Our program works again, but it is still largely redundant. For example, the labels that I introduced with a greater degree to demonstrate the capabilities of the sed language and which unexpectedly added detective pepper, are superfluous here. They would make sense if in the line we had several commands separated by a semicolon and the label would allow to bypass one of the commands or blocks of commands. We'll have to roll back so hard mastered the bells and whistles. In fact, the editor is already waiting for the input of the next line and begins work on its input from the very beginning where we had the label. Without any damage, I can rewrite the line like this:

 sed -r 's/([0-9]+)([-+%/*])([0-9]+)/echo $((\1 \2 \3))/e' -

Or even like this:

 sed -r 's/([0-9]+)([-+%/*])([0-9]+)/echo $((\1 \2 \3))/e'

This main cycle that we modeled earlier in the manual mode is already built into the program of the editor and we will use it in the future. Let's go back to the functional. If we recall the work of this calculator, then we will find an additional buffer for storing intermediate results. What about sed? It turns out that there is also an additional buffer and several commands for working with it. All that we did before this, it worked with the main buffer into which the string is loaded and actions are performed on it. We will activate an additional buffer for storing the result of calculations, as well as add a functional, when subsequent operations with an intermediate result of the calculation could be performed simply by typing the sign of the arithmetic operation and the second operand in the line. And we will also work with negative numbers. Also, we will not cut the functionality of the bash itself and add a little entropy to the algorithm of the “Not boring” calculator, embed the construction of the number in the power. Let me remind you that in the bash the exponentiation looks like NUMBER ** DEGREE. The sign is clear, a double asterisk is taken into account. At the same time we will immediately carry out all the optimization available to my understanding.

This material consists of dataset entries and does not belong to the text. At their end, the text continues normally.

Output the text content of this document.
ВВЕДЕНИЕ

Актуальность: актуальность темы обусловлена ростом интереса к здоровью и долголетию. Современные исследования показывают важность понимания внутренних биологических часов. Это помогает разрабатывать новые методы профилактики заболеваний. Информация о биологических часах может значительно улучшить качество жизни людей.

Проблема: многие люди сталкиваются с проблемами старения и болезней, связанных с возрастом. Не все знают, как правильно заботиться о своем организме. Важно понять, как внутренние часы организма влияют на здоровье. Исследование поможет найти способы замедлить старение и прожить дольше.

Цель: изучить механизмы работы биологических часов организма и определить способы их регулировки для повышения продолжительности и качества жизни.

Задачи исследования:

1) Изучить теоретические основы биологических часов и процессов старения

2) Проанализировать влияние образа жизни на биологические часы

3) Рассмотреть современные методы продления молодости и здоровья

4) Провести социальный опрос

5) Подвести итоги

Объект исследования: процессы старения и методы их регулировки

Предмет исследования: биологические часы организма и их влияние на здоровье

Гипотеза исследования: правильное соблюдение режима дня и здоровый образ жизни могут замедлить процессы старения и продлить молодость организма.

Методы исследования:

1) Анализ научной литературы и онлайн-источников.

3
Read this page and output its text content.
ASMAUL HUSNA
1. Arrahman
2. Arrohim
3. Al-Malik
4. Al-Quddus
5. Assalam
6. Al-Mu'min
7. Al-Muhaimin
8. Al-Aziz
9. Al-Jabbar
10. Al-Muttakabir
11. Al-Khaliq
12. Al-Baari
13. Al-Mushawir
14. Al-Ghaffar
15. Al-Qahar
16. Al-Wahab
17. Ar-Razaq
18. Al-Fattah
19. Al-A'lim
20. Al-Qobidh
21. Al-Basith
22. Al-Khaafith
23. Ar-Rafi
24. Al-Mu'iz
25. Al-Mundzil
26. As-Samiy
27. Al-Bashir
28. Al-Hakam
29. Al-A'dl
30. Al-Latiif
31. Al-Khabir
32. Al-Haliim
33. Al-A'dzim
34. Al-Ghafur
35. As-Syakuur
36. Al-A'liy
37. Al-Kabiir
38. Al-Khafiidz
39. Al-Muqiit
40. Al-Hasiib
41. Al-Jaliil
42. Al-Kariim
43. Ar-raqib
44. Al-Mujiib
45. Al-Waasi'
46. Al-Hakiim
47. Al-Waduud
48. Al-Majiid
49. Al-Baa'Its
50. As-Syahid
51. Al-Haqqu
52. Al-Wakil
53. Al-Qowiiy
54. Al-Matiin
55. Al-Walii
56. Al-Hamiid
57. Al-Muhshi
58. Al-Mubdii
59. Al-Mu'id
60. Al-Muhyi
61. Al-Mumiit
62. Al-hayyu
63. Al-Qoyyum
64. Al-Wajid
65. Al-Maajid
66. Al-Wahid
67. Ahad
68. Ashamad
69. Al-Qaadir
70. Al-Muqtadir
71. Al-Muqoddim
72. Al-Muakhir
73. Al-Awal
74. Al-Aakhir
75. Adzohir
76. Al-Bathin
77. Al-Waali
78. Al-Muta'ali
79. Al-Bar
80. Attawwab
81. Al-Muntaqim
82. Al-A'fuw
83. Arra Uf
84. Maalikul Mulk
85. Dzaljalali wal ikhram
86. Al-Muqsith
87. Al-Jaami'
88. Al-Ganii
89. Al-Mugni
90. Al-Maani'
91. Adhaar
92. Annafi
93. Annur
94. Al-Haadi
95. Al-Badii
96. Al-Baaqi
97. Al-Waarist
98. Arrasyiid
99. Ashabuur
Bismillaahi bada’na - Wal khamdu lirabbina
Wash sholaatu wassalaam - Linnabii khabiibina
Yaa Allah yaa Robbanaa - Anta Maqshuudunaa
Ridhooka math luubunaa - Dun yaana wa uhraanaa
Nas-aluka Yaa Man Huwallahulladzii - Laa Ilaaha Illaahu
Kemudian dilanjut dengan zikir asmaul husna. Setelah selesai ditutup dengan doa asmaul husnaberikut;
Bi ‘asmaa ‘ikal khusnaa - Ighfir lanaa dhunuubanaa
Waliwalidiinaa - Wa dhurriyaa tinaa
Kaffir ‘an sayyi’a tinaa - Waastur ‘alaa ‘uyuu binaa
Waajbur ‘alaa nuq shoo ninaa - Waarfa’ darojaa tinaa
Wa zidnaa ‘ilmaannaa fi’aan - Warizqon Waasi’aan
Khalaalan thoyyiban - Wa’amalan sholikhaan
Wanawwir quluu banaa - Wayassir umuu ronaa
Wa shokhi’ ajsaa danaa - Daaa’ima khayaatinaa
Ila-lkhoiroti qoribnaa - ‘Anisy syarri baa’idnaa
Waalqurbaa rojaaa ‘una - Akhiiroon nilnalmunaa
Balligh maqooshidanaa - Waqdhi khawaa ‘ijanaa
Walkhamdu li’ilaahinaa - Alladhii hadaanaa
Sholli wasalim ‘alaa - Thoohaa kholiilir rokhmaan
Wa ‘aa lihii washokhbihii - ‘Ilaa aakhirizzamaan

Although at first I poked my nose like a blind kitten looking for development for the code, in conclusion, he still acquired the following form.

 sed -r '/^[-+/%*]\*?-?[0-9]+$/{x;G;s/\n//}; s/.*/echo $((&))/e;h'

I considered it unnecessary wastefulness to define a full-fledged template, which in fact does not do anything except as it provides with the help of such a design the ability to enter a shell command and reduced the template to a minimum of /.*/ , which essentially coincides with any string. I considered this to be acceptable and even imagined that I was insured for a million bucks from mistakes when entering. If you are not so sure of yourself as I can insert such a pattern s / ^ -? [0-9] + [- +% / *] \ *? -? [0-9] + $ / . I advise everyone else, blondes like me, not to bother, because even if there is an input error, the additional buffer is updated with the loss of intermediate results and this cycle is called very simply - “start over”. At the same time, restarting the program is completely unnecessary, just start entering the correct data.

Well, let's look at what we wrote in the last line of the code and start with the algorithm of the program. After launching the editor, it is in input standby mode. The first line we enter consists of two operands and an arithmetic sign in the middle. At the very beginning of the program code there is a template that “does not notice” all operations consisting of two operands, which means that this filter will skip our first line and the action will immediately go to the already familiar command of the calling shell utility to get the final result.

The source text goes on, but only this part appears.